What’s been the best part of the past month?

It was going to be a month of craziness – I knew that getting into it. I had a pastoral conference at the beginning of the month. Then I had a really busy week to play catchup. Then we celebrated my son’s birthday, then I went down to Disney World for three days, and went home and switched suitcases and then I went to the studio to record three new songs for Sideline. The following week led into Thanksgiving. Then at the end of the month I was ordained a pastor, had my birthday and my parents came to visit. I enjoyed moving and shaking a bit. Going down to Florida was a last-minute decision. We had so much crammed in but said, ‘Let’s just run down there for three days, just go down and have a good time and make some memories and come home.’ I really had a blast. I don’t think it hit me too much until the first week of December that I’d lost out on all the sleep.

What’s been the worst part of the past month?

I came down with the crud. You know how it is with young kids. They catch it. You pass it around and someone always has something going on. The illness that everyone else was kind of dealing with in the back half of November. I managed to keep away from it. I didn’t really catch it or anything until the month was over.

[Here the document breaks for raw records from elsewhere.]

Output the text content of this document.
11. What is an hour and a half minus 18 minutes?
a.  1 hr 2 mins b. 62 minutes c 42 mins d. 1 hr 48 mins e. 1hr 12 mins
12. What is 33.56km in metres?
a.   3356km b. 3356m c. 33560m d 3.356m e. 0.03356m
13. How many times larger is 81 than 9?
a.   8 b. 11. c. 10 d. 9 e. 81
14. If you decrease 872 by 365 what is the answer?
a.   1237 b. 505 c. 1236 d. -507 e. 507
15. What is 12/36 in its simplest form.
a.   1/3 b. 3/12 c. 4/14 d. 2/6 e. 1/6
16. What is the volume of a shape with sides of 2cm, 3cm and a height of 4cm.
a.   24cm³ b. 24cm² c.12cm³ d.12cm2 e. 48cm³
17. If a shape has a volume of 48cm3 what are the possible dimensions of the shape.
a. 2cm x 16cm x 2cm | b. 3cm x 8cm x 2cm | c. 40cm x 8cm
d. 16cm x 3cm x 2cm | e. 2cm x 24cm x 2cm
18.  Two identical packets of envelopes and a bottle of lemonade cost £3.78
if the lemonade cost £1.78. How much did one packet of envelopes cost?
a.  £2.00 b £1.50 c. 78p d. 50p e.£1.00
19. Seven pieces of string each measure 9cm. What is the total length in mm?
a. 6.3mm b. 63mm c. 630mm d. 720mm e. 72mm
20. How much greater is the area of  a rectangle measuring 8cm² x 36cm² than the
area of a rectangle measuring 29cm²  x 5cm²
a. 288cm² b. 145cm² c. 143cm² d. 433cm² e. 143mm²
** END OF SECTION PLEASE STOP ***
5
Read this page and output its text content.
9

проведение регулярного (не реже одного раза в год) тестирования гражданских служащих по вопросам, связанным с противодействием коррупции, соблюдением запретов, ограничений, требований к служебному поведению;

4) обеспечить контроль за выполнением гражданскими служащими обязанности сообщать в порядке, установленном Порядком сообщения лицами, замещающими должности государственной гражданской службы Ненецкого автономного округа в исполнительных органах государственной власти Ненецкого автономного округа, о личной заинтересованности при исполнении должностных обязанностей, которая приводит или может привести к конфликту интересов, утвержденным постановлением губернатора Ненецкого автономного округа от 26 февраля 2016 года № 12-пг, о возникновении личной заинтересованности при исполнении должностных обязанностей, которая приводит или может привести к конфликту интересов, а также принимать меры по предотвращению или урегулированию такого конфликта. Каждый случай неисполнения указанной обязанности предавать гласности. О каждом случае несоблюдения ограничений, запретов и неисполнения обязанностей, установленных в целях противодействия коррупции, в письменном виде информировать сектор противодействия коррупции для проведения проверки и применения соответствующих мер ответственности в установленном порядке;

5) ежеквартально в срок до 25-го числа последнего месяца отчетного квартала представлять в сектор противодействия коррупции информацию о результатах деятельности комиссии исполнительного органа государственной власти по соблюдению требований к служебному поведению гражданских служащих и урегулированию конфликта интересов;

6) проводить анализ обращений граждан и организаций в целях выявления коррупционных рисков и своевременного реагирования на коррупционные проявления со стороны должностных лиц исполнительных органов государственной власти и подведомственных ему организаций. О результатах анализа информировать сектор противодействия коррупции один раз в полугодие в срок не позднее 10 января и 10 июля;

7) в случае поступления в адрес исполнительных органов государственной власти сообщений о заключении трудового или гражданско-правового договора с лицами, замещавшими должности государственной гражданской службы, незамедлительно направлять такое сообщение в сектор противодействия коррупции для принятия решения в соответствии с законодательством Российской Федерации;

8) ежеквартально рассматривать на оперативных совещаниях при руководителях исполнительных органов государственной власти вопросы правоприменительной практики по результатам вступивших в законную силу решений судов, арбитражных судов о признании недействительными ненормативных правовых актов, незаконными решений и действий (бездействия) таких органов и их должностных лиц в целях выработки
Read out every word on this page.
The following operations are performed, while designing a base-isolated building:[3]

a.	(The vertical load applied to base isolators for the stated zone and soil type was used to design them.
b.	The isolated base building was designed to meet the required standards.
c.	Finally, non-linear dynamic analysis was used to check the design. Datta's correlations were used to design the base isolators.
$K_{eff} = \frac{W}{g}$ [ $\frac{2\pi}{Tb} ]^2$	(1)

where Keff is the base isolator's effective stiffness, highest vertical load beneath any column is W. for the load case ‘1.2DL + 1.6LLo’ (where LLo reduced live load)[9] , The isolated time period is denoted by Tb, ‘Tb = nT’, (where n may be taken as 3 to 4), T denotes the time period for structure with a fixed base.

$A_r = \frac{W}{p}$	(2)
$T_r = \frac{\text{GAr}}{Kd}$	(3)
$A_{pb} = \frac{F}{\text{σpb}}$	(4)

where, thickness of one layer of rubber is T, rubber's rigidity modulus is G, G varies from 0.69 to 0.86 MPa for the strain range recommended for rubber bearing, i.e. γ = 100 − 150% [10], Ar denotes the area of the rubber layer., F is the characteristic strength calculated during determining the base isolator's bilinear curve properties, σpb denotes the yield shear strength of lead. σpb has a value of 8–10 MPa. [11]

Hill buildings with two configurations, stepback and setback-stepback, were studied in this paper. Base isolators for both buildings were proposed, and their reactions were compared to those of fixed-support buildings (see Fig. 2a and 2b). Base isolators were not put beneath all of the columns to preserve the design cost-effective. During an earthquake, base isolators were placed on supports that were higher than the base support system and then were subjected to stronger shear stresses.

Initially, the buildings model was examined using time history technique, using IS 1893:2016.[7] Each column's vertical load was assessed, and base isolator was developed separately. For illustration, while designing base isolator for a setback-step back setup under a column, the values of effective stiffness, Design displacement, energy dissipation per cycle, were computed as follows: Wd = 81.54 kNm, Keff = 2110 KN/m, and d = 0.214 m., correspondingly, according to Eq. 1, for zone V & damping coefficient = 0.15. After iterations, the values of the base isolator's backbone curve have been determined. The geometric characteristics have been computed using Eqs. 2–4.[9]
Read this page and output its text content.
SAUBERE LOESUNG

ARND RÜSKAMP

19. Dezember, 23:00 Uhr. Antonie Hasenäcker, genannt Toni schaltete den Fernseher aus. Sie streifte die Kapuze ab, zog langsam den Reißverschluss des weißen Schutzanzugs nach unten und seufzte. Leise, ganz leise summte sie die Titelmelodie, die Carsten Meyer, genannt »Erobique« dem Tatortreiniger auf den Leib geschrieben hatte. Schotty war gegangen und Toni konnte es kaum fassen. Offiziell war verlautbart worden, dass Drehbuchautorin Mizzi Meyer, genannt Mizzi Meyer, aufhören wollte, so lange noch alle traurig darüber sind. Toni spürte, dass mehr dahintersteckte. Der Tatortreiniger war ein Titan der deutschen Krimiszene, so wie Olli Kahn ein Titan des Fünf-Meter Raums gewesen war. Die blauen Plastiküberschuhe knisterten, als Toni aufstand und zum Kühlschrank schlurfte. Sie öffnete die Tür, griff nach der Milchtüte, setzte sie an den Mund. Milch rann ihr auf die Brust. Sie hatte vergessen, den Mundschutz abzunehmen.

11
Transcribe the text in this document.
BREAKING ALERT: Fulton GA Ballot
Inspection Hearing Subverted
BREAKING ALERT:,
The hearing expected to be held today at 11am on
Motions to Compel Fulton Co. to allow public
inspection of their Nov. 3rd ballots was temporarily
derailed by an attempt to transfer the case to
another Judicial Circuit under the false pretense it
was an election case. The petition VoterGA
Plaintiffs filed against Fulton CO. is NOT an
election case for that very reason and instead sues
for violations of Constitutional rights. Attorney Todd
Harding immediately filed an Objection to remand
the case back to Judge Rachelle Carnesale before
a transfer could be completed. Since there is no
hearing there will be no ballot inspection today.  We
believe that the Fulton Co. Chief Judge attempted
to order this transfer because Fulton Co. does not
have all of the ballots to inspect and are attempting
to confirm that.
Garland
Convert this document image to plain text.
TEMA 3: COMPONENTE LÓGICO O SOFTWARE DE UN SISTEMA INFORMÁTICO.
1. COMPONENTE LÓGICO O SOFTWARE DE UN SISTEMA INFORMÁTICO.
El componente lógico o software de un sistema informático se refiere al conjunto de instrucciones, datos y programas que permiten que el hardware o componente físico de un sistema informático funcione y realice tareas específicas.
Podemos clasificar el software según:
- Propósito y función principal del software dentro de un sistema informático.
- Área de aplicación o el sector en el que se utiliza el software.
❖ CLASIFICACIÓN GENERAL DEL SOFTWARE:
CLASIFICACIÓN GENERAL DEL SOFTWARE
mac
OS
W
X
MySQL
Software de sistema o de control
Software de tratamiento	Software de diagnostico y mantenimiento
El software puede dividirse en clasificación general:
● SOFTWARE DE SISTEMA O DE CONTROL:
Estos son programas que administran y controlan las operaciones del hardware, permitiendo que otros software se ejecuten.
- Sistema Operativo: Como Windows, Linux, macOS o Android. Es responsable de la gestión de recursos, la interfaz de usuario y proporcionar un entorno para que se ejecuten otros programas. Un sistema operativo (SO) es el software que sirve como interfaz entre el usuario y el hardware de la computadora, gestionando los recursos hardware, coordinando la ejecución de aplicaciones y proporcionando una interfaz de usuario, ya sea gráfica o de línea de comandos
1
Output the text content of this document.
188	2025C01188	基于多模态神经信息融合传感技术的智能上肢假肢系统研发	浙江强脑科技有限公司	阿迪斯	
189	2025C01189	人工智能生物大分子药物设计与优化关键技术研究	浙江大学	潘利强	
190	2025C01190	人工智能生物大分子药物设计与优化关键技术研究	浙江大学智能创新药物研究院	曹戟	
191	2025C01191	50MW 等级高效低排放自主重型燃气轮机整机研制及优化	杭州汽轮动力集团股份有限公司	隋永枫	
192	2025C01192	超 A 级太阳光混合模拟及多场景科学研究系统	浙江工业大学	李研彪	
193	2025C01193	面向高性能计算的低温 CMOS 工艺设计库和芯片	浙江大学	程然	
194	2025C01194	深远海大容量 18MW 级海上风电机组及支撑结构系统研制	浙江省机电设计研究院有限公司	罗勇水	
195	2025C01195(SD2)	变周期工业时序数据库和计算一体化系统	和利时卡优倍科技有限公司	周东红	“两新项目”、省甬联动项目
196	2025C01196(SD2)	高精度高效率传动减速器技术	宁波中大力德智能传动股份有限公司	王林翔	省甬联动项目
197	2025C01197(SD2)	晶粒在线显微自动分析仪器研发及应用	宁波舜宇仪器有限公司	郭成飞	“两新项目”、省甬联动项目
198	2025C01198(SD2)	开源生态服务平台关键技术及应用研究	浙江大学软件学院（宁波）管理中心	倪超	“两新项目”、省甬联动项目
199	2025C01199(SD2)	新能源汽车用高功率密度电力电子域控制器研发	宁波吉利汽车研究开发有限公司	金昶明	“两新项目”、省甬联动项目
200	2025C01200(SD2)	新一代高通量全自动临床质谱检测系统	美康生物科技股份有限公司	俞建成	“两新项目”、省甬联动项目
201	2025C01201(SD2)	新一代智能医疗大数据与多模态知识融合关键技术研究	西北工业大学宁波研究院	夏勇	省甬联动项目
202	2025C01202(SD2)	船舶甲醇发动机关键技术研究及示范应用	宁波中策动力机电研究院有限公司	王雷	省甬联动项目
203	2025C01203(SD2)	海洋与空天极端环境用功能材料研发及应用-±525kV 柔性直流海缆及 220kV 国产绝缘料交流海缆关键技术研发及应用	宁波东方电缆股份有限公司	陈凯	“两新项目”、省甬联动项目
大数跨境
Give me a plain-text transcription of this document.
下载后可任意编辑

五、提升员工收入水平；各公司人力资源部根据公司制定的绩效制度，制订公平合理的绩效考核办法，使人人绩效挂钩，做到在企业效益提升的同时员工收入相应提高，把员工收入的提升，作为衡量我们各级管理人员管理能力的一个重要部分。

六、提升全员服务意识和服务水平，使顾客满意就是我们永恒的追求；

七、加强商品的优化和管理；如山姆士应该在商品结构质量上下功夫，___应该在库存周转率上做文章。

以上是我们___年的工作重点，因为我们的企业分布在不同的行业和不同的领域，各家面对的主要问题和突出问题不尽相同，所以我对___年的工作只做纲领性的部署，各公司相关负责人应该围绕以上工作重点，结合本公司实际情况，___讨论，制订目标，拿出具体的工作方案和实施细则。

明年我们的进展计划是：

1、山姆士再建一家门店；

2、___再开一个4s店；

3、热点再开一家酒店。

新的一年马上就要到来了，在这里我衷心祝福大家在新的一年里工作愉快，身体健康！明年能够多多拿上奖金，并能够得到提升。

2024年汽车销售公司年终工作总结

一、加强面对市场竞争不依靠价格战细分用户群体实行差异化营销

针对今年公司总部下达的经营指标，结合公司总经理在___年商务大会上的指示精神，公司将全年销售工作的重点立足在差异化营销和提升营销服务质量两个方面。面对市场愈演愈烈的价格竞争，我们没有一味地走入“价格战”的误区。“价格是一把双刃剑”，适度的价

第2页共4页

What’s your best Lead Dad moment been?

My son Aidan turned six. It’s hard to believe that six years ago we were at the hospital. Crossing out of 5 into 6, it feels like you’re really on your way. We went to Disney to celebrate. It’s one of the true pleasures – getting together with your kids. You’re not worried about all the development, the structure, everything. We literally jumped into the kiddie pool together. Being able to do that is a very important part of being a parent, of being a kid again. As far as a specific Lead Dad moment, he was so excited to have his sister, who is two and a half, there with him. He wanted to show her all the cool stuff at Disney. He got her ramped up about different stuff. Then on our way home from that trip, just listening to him and hearing that lingering glow about how excited he was and how many times he said thank you for taking him there.

What’s been your most challenging Lead Dad moment?

My parents live in Tennessee, so my son doesn’t get to see them too often. They came out at the end of the month. It was really cool to have my son, myself and my dad all together. But then we got the call that his dad – my grandfather – had passed away while we were all together. I was glad I was my dad in that moment. It was definitely the heaviest moment of the month. It was a full cocktail of emotions. My grandfather was a pastor his whole life. We got the word that he passed after I gave my first sermon, which he had listened to on the internet. Then I got word that he had passed, and I was there with my father and I was there with my son, and it may have made it easier. It was tough but it was beautiful too. I don’t get to see my dad as much as I’d like. So, the fact that of all the places my dad could be, that he was with me was huge for me. That’s real life.

Any lessons learned?

There’s a short-term and a long-term lesson. Life is inevitably going to get crazy. This month was a combination of things you planned and didn’t plan. It stacked up. It was important to have that endurance, to not take on everything at once or until you have to. The sub-lesson there is make sure you give your kids lots of breaks when you’re in the car or it gets unpleasant. The bigger lesson is I had a whole month of insanely exciting, cram-packed beauty. But the event that happened with my grandfather at the end of the month made me very humble. It was because of knowing the legacy he left on this earth. You stack all of that up and look at it. I felt honored to have been part of his legacy. The impact that he left behind. It’s amazing and there’s a huge aspirational component for me.